DE WERELD NU

Lonsdale jongeren

In NOVA was er een discussie waaraan Michiel Smit meedeed, indertijd de meest rechtse politicus uit Rotterdam. Maar ook populaire christen André Rouvoet en Leen Verbeek, eerst welzijnswerker, daarna burgemeester van Purmerend en op dat moment commissaris van de koning in Flevoland, in de IJsselmeerpolder. Het gesprek werd geleid door Paul Witteman en Clairy Polak, twee al wat oudere journalisten van de NPO. Het werd, zoals wel te verwachten was, een geval van allen tegen een.

De commissaris nam het voortouw. Hij vond de rechtse Lonsdale jongeren, die we intussen al weer vergeten zijn, een groter gevaar dan moslimradicalen en haalde om dat verhaal kracht bij te zetten een politierapport aan, ik neem aan van de Purmerendse politie.

Hoe ongevaarlijk Lonsdale jongeren waren heeft de geschiedenis bewezen, maar dat was toen ook al te zien. Nederland stond niet achter Lonsdale. Iedereen was tegen ze en daarom konden ze ook nooit een echt gevaar worden voor dit land. Ze werden door de publieke opinie veroordeeld. Zij konden op geen enkele steun rekenen bij de bevolking, ze konden dus ook nooit een kern vormen voor een opkomend nationaal socialisme, zoals de jongeren waar ze zich aan spiegelden, in het Duitsland van het interbellum.

Zij provoceerden meer hun eigen ouders dan de nieuwe Nederlanders. Dat blijkt wel uit de keuze voor het soort symboliek dat ze hanteerden. Ze weten precies waarmee je ouders, leraren en commissarissen van de koning de kast op krijgt. Maar hakenkruisen en schuin geheven handen zijn symbolen die Marokkanen of Turken weinig zeggen[1].

Die publieke steun van de moslimgemeenschap hebben moslimradicalen wel. Radicalen kunnen niet alleen in het Midden Oosten grote menigten de straat op krijgen, maar ook, als dat nodig is, de Nederlandse moslim jeugd.
Een politieke of sociale groepering die het provocatieve gedrag van de Lonsdale jeugd steunt is er niet. Ook de meest rechtse partij van Nederland in hun dagen nam in het openbare debat afstand van hun symboliek, van hun brandjes en van de knokpartijen die ze uitlokten.

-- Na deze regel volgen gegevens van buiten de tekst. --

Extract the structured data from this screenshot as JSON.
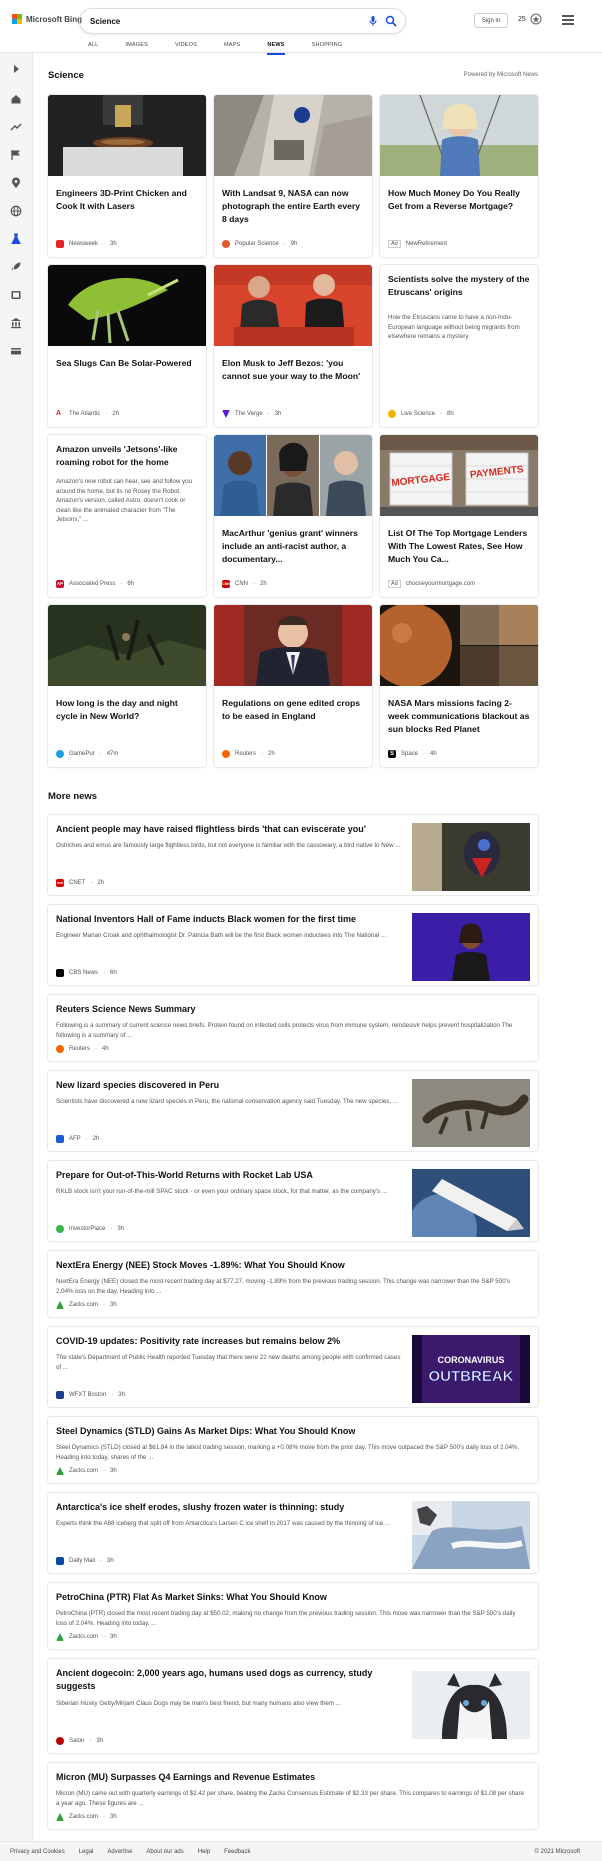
{
  "header": {
    "brand": "Microsoft Bing",
    "search_value": "Science",
    "signin_label": "Sign in",
    "rewards_count": "25",
    "tabs": [
      {
        "label": "ALL"
      },
      {
        "label": "IMAGES"
      },
      {
        "label": "VIDEOS"
      },
      {
        "label": "MAPS"
      },
      {
        "label": "NEWS"
      },
      {
        "label": "SHOPPING"
      }
    ]
  },
  "section": {
    "title": "Science",
    "powered_by": "Powered by Microsoft News"
  },
  "cards": [
    {
      "title": "Engineers 3D-Print Chicken and Cook It with Lasers",
      "desc": "",
      "source": "Newsweek",
      "time": "3h"
    },
    {
      "title": "With Landsat 9, NASA can now photograph the entire Earth every 8 days",
      "desc": "",
      "source": "Popular Science",
      "time": "9h"
    },
    {
      "title": "How Much Money Do You Really Get from a Reverse Mortgage?",
      "desc": "",
      "source": "NewRetirement",
      "time": "",
      "ad": "Ad"
    },
    {
      "title": "Sea Slugs Can Be Solar-Powered",
      "desc": "",
      "source": "The Atlantic",
      "time": "2h"
    },
    {
      "title": "Elon Musk to Jeff Bezos: 'you cannot sue your way to the Moon'",
      "desc": "",
      "source": "The Verge",
      "time": "3h"
    },
    {
      "title": "Scientists solve the mystery of the Etruscans' origins",
      "desc": "How the Etruscans came to have a non-Indo-European language without being migrants from elsewhere remains a mystery.",
      "source": "Live Science",
      "time": "8h"
    },
    {
      "title": "Amazon unveils 'Jetsons'-like roaming robot for the home",
      "desc": "Amazon's new robot can hear, see and follow you around the home, but its no Rosey the Robot. Amazon's version, called Astro, doesn't cook or clean like the animated character from \"The Jetsons,\" ...",
      "source": "Associated Press",
      "time": "6h"
    },
    {
      "title": "MacArthur 'genius grant' winners include an anti-racist author, a documentary...",
      "desc": "",
      "source": "CNN",
      "time": "2h"
    },
    {
      "title": "List Of The Top Mortgage Lenders With The Lowest Rates, See How Much You Ca...",
      "desc": "",
      "source": "chooseyourmortgage.com",
      "time": "",
      "ad": "Ad"
    },
    {
      "title": "How long is the day and night cycle in New World?",
      "desc": "",
      "source": "GamePur",
      "time": "47m"
    },
    {
      "title": "Regulations on gene edited crops to be eased in England",
      "desc": "",
      "source": "Reuters",
      "time": "2h"
    },
    {
      "title": "NASA Mars missions facing 2-week communications blackout as sun blocks Red Planet",
      "desc": "",
      "source": "Space",
      "time": "4h"
    }
  ],
  "card_image_text": {
    "mortgage": "MORTGAGE",
    "payments": "PAYMENTS"
  },
  "more_news_title": "More news",
  "news": [
    {
      "title": "Ancient people may have raised flightless birds 'that can eviscerate you'",
      "desc": "Ostriches and emus are famously large flightless birds, but not everyone is familiar with the cassowary, a bird native to New ...",
      "source": "CNET",
      "time": "2h"
    },
    {
      "title": "National Inventors Hall of Fame inducts Black women for the first time",
      "desc": "Engineer Marian Croak and ophthalmologist Dr. Patricia Bath will be the first Black women inductees into The National ...",
      "source": "CBS News",
      "time": "6h"
    },
    {
      "title": "Reuters Science News Summary",
      "desc": "Following is a summary of current science news briefs. Protein found on infected cells protects virus from immune system, remdesivir helps prevent hospitalization The following is a summary of ...",
      "source": "Reuters",
      "time": "4h"
    },
    {
      "title": "New lizard species discovered in Peru",
      "desc": "Scientists have discovered a new lizard species in Peru, the national conservation agency said Tuesday. The new species, ...",
      "source": "AFP",
      "time": "2h"
    },
    {
      "title": "Prepare for Out-of-This-World Returns with Rocket Lab USA",
      "desc": "RKLB stock isn't your run-of-the-mill SPAC stock - or even your ordinary space stock, for that matter, as the company's ...",
      "source": "InvestorPlace",
      "time": "3h"
    },
    {
      "title": "NextEra Energy (NEE) Stock Moves -1.89%: What You Should Know",
      "desc": "NextEra Energy (NEE) closed the most recent trading day at $77.27, moving -1.89% from the previous trading session. This change was narrower than the S&P 500's 2.04% loss on the day. Heading into ...",
      "source": "Zacks.com",
      "time": "3h"
    },
    {
      "title": "COVID-19 updates: Positivity rate increases but remains below 2%",
      "desc": "The state's Department of Public Health reported Tuesday that there were 22 new deaths among people with confirmed cases of ...",
      "source": "WFXT Boston",
      "time": "3h"
    },
    {
      "title": "Steel Dynamics (STLD) Gains As Market Dips: What You Should Know",
      "desc": "Steel Dynamics (STLD) closed at $61.84 in the latest trading session, marking a +0.08% move from the prior day. This move outpaced the S&P 500's daily loss of 2.04%. Heading into today, shares of the ...",
      "source": "Zacks.com",
      "time": "3h"
    },
    {
      "title": "Antarctica's ice shelf erodes, slushy frozen water is thinning: study",
      "desc": "Experts think the A68 iceberg that split off from Antarctica's Larsen C ice shelf in 2017 was caused by the thinning of ice ...",
      "source": "Daily Mail",
      "time": "3h"
    },
    {
      "title": "PetroChina (PTR) Flat As Market Sinks: What You Should Know",
      "desc": "PetroChina (PTR) closed the most recent trading day at $50.02, making no change from the previous trading session. This move was narrower than the S&P 500's daily loss of 2.04%. Heading into today, ...",
      "source": "Zacks.com",
      "time": "3h"
    },
    {
      "title": "Ancient dogecoin: 2,000 years ago, humans used dogs as currency, study suggests",
      "desc": "Siberian Husky Getty/Mirjam Claus Dogs may be man's best friend, but many humans also view them ...",
      "source": "Salon",
      "time": "3h"
    },
    {
      "title": "Micron (MU) Surpasses Q4 Earnings and Revenue Estimates",
      "desc": "Micron (MU) came out with quarterly earnings of $2.42 per share, beating the Zacks Consensus Estimate of $2.33 per share. This compares to earnings of $1.08 per share a year ago. These figures are ...",
      "source": "Zacks.com",
      "time": "3h"
    }
  ],
  "news_thumb_text": {
    "covid_line1": "CORONAVIRUS",
    "covid_line2": "OUTBREAK"
  },
  "footer": {
    "links": [
      "Privacy and Cookies",
      "Legal",
      "Advertise",
      "About our ads",
      "Help",
      "Feedback"
    ],
    "copyright": "© 2021 Microsoft"
  },
  "colors": {
    "accent": "#174ae4",
    "sidebar_bg": "#f5f5f5"
  }
}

Toen aan het begin van deze eeuw een grote demonstratie in Amsterdam schandalige antisemitische leuzen meedroeg en scandeerde, deed de organisatie en de politie daar niets aan. We hebben toen meegemaakt dat bijna zestig jaar na de tweede wereldoorlog een Joodse voorbijganger, herkenbaar aan zijn keppeltje, het vege lijf moest redden op de Dam door Krasnapolsky in te vluchten. Dat was een moslimdemonstratie.

De Lonsdale jongeren vormden door hun agressieve optreden een dankbaar kristallisatie punt voor een herleving van de cabal voor de multiculturele samenleving, die de integratie van de nieuwe Nederlanders meer in de weg heeft gestaan dan alle Lonsdalers. Het is de progressieve politiek en niet de Lonsdale die ons met een tweedeling in de Nederlandse samenleving heeft opgescheept. Hun jongeren werden door radicaal links opgeblazen tot een wereldfenomeen, terwijl men de ogen ferm gesloten hield voor het echte geweld in onze vier grote steden bedreigt, waardoor landelijk bekende politici van tijd tot tijd bescherming nodig hebben, van de linkse burgemeesters Cohen en Aboutaleb tot aan het rechtse Kamerlid Wilders en waardoor een allochtone politica als Hirsi Ali haar huis en dit land heeft moeten verlaten.

——————————————————————————————–

[1] Van de achtergronden van hun eigen swastika’s en runentekens weten de jongeren over het algemeen niets. Wat de ouderen onder ons vergeten zijn, is dat die symbolen helemaal geen intrinsieke betekenis hebben en tachtig jaar geleden hier ook heel neutraal waren. Hun verwerpelijke inhoud hebben ze pas gekregen door de misdaden van de Duitse nazi’s en hun bondgenoten.